HTI Press. Bogor- DPD 2 HTI Kota Bogor mengadakan Sarasehan Tokoh bertema “Stop Prostitusi, Bisnis Seks, dan Gratifikasi Seks!”, Sabtu (23/2) di Meeting Room, sebuah restoran di jalan Padjajaran, Kota Bogor. Dengan menghadirkan panelis antara lain, M. Ircham (Pemred Jurnal bogor), Ahmad Faiz (Praktisi Rawan Sosial), Rustandi (kesbangpol) mewakili walikota Bogor, dan M. Iwan Januar (DPP HTI). Nampak tokoh bogor memenuhi meeting room tersebut diantaranya; Ketua MUI Kota Bogor [KH. Adam Ibrahim], dari unsur birokrasi, pengamat, Advokat, LSM, Budayawan, Ormas Islam lainnya dan unsur kepemudaan, perwakilan Aisyiah, serta kaum Ibu dan insan pers kota Bogor.
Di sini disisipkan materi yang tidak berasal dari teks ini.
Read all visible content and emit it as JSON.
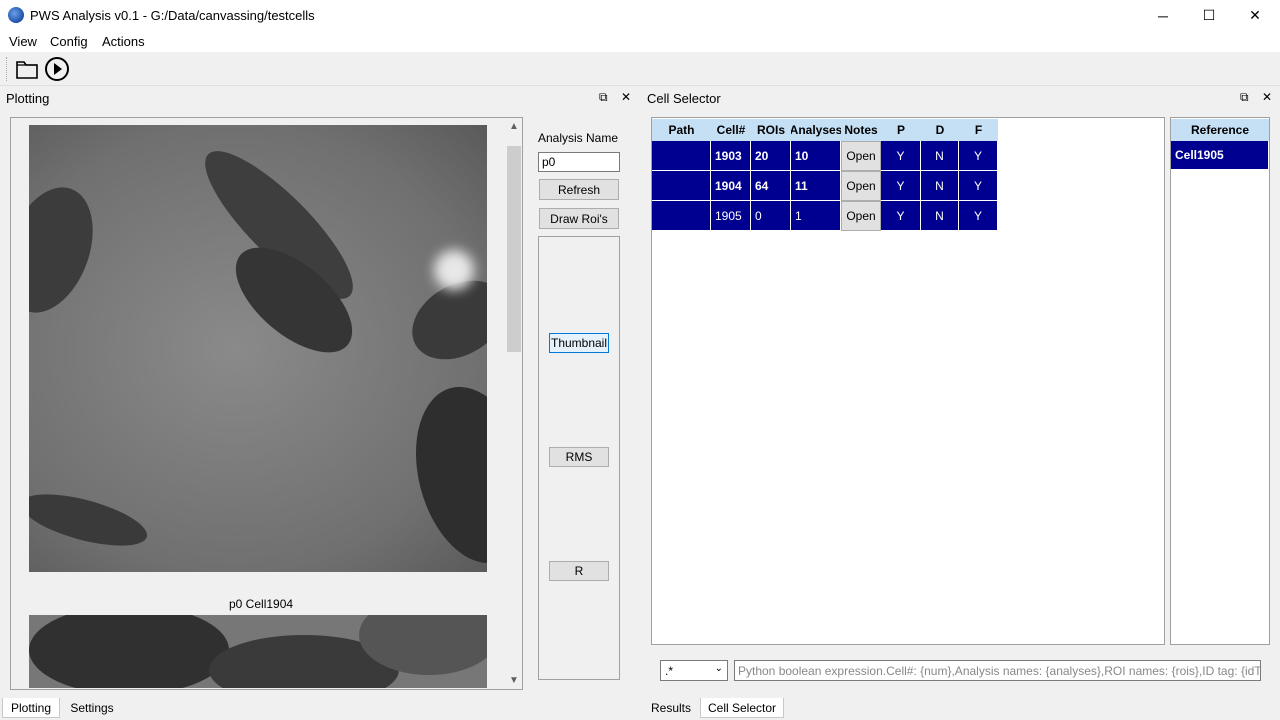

Ketua DPD 2 HTI Kota Bogor, Gus Uwik dalam sambutannya menjelaskan latar belakang serta tujuan dari acara sarasehan tokoh yang diadakan oleh HTI. “Latar belakang HTI membahas dan mengangkat tema ini, ada kekhawatiran yang teramat besar dari diri kami juga sebagian besar masyarakat Bogor, ketika Bogor memberi atribut diri sebagai Kota Beriman dan Kota Halal, namun justru terkuak surge seks bebas. Tertangkapnya mucikari yang masih berstatus mahasiswa bersama ABG belasan tahun sebagai penjaja seks sungguh sangat ironis,” tegas Gus Uwik.
Oleh karena, Gus Uwik berharap dengan adanya sarasehan ini bisa menemukan solusi factual dan fundamental terkait persoalan prostitusi, bisnis seks dan gratifikasi seks. Sebab seks bebas saat ini tidak lagi menimpa orang dewasa saja namun juga telah menyasar anak-anak belia. Bahkan sudah menggurita.
Dalam kesempatan tersebut M. Ircham [Pemred Jurnal Bogor] memaparkan fakta-fakta yang sangat mencengangkan para peserta sarasehan tokoh, “Apa yang tadi disampaikan Gus Uwik, bahwa prostitusi seks sudah menggurita, menurut saya bukan menggurita lagi, tetapi mencengkram di tengah kehidupan rumah tangga-rumah tangga yang ada di masyarakat,” tegasnya.
Berdasarkan penulusuran M Ircham bahwa di seluruh kota Bogor banyak beredar tempat-tempat prostitusi seks. Mulai dari jalan padjajaran, belakang Masjid Raya Bogor, mall-mall, paledang, dll. Tarif nya pun variatif dari 200-300 rb rupiah per malam. “Bahkan di perempatan lampu merah, ada yang bertarif ekonimis sekitar 50-100 rb rupiah per malam,” jelasnya.
Oleh karenanya, menurut M Ircham perlu pembenahan dan penanganan yang cepat. Perlu pengawasan melekat (WasKat) terhadap para pelaku seks bebas. Ircham pun tidak sepakat jika ada pelacur dinamakan PSK. Karena menurut terminologi jurnalis yang dinamakan seks bebas adalah seks yang dilakukan tanpa jalur nikah, sebagaimana agama islam mengajarkannya.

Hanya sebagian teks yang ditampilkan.